ARTIKEL: WEHRMEDIZINISCHE MONATSSCHRIFT 5/2018
Die „Spanische Grippe“ – Verlauf und Folgen
Aus dem Sanitätsversorgungszentrum Neubiberg (Leiter: Oberfeldarzt H. U. Will) des Sanitätsunterstützungszentrums München (Leiter: Oberstarzt Dr. R. Süß) und dem Zentrum für Militärgeschichte und Sozialwissenschaften der Bundeswehr Potsdam (Kommandeur: Kapitän zur See Dr. J. Hillmann)
Zusammenfassung
Der vorliegende Artikel stellt den Verlauf und die Folgen der „Spanischen Grippe“ gegen Ende des Ersten Weltkrieges dar. Bereits kurz nach den ersten Krankheitsausbrüchen gelangte die erste Welle der Influenza durch US-amerikanische Soldaten nach Europa. Von hier breitete sich die Infektion über den gesamten Globus aus. Ab dem Sommer des Jahres 1918 trat eine aggressivere Form des Virus auf, die von schwereren Verläufen gekennzeichnet war. Exakte Angaben zu Todesopfern liegen nicht vor, aktuelle Berechnungen gehen weltweit von bis zu
50 Millionen Verstorbenen aus. -Aufgrund der Erfahrungen im Umgang mit dieser „Seuche“ wurde die Influenzaforschung in der Zwischenkriegszeit intensiviert und führte nach dem Ende des Zweiten Weltkrieges zur Etablierung eines weltweiten Netzwerkes zur Überwachung von Grippeausbrüchen und zur Koordinierung der Impfstoffproduktion.
Ursprung und Ausbreitung
Auch wenn der Name der Erkrankung dies nahelegt, hatte die „Spanische Grippe“ weder ihren Ursprung in Spanien, noch wurden auf der iberischen Halbinsel die ersten Krankheitsfälle registriert [1, 7, 8]. Die Bezeichnung „Spanish influenza“ geht vielmehr auf eine Meldung der Nachrichtenagentur Reuters vom 27. Mai 1918 zurück, in der über den Gesundheitszustand der spanischen Königin berichtet wurde [2]. Diese sei „an der neuen Krankheit schwer erkrankt“ [12]. Bereits im Juli 1918 war die „Spanische Krankheit“ Gegenstand mehrerer in deutschen Zeitungen veröffentlichter Spottgedichte [2].

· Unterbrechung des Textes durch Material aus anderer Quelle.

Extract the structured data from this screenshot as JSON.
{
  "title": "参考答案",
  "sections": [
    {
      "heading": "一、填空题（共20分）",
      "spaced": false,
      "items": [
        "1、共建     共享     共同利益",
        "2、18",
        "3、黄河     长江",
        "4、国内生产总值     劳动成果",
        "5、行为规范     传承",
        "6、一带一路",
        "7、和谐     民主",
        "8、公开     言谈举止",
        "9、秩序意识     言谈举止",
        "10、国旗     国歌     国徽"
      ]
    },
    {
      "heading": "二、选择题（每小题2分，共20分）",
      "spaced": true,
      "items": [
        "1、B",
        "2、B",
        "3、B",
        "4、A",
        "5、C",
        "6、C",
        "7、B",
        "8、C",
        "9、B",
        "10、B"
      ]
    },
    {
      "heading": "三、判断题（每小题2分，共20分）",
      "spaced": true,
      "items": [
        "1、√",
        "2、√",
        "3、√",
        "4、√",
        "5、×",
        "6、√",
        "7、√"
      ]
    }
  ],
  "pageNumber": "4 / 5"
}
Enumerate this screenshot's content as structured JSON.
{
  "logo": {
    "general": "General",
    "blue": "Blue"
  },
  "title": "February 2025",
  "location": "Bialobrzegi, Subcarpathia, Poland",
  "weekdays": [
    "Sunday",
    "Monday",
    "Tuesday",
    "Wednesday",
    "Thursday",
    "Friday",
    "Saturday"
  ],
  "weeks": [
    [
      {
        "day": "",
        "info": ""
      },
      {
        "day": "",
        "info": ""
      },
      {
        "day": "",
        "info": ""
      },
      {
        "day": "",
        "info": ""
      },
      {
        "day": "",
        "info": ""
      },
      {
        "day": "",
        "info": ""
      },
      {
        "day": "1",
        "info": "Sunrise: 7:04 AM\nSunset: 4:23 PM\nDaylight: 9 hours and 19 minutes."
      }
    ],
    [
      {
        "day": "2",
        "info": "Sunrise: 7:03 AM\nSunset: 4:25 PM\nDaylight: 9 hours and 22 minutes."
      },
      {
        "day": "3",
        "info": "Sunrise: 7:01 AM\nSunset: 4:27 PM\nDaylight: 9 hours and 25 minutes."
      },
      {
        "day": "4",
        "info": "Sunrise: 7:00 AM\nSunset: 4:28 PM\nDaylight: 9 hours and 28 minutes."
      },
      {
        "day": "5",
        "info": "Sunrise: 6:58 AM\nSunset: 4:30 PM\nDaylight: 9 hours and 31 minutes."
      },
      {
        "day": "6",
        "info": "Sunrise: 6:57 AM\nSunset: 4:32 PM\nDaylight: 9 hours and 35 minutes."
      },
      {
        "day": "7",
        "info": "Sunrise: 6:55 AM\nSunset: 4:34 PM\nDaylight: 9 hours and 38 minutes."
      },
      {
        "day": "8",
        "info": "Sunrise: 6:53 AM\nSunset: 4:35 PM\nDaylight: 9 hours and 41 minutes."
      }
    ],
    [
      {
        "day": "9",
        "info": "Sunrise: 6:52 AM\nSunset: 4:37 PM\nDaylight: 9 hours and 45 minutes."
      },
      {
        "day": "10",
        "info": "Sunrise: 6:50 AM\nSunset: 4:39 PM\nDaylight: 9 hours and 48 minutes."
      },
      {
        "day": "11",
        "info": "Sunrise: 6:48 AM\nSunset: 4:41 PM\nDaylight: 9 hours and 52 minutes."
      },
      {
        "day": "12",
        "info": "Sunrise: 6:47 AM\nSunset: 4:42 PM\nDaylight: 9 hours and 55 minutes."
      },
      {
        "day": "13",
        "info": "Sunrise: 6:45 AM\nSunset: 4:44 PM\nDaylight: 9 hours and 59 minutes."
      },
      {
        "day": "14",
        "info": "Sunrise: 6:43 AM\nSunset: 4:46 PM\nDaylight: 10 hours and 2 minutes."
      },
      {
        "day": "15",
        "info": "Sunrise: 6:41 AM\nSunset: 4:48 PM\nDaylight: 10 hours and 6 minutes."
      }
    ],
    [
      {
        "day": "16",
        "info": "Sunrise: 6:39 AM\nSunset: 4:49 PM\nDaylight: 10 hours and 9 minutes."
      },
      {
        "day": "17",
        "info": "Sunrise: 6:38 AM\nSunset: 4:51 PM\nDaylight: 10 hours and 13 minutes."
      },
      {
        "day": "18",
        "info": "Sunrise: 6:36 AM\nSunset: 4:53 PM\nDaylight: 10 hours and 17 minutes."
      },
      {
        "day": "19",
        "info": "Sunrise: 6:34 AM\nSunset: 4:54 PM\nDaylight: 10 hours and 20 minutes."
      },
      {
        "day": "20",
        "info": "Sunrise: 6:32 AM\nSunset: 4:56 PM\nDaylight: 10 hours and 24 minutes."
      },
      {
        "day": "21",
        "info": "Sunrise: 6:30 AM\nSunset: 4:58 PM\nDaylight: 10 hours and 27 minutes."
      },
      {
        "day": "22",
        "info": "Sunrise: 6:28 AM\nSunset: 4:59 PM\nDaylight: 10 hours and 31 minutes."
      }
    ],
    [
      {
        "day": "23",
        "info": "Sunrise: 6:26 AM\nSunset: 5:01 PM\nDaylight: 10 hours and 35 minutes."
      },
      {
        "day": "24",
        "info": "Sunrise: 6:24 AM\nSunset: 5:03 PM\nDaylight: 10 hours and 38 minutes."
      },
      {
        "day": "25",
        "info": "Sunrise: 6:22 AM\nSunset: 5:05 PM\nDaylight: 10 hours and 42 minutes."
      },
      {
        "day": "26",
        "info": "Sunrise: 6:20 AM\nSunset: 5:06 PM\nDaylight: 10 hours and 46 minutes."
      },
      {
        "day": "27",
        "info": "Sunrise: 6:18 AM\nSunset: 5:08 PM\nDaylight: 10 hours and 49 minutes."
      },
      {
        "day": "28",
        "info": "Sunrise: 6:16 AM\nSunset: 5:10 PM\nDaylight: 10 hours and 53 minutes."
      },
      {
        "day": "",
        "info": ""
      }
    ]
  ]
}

Bis heute ist der Ausgangspunkt dieser verheerenden Infektion nicht definitiv bekannt [2], allerdings sind sich Historiker wie Virologen einig, dass das
Ursprungsgebiet auf den Mittleren Westen der USA eingegrenzt werden kann. Vermutlich sprang das Virus Anfang des Jahres 1918 von Hausschweinen oder domestiziertem Zuchtgeflügel auf den Menschen über [2, 5, 8]. Nachdem drei offensichtlich infizierte Einwohner des Haskell County im Februar des gleichen Jahres in das zum Fort Riley gehörende Armeeausbildungslager Camp Funston (Kansas) eingezogen wurden, kam es bereits Anfang März zu ersten Massenerkrankungen mit ungewöhnlichen Todesfällen [2, 5, 7].
Nach der Kriegserklärung der Vereinigten Staaten von Amerika am 6. April 1917 und dem damit verbundenen Eintritt in den Ersten Weltkrieg wurden die US-amerikanischen Streitkräfte in Europa kontinuierlich verstärkt, was eine Verbreitung des Virus begünstigte.
Die ersten Erkrankungen auf dem europäischen Festland wurden an der Westfront in Frankreich registriert, was den Berner Physiologen und Internisten Hermann Sahli einige Jahre später vermuten ließ, die Grippe sei in dem „Elend der Schützengräben“ ausgebrütet worden [12].
Durch die Verlegung infizierter Militärangehöriger sowie den Transport von Kriegsgefangenen in weit hinter der Front errichtete Lager breitete sie sich zunächst rasch auf ganz Europa und kurze Zeit später weltweit aus [7, 5]. Die nicht der Kriegszensur unterliegende spanische Presse thematisierte die Erkrankungen offen [5], während in fast allen kriegsführenden Ländern entsprechende Berichte erst deutlich nach dem Auftreten der ersten Erkrankungswelle veröffentlicht wurden [7]. Durch diese Berichterstattung entstand der Eindruck, die Krankheit habe in Spanien ihren Ursprung genommen, was letztlich zur Bezeichnung „Spanische Grippe“ führte.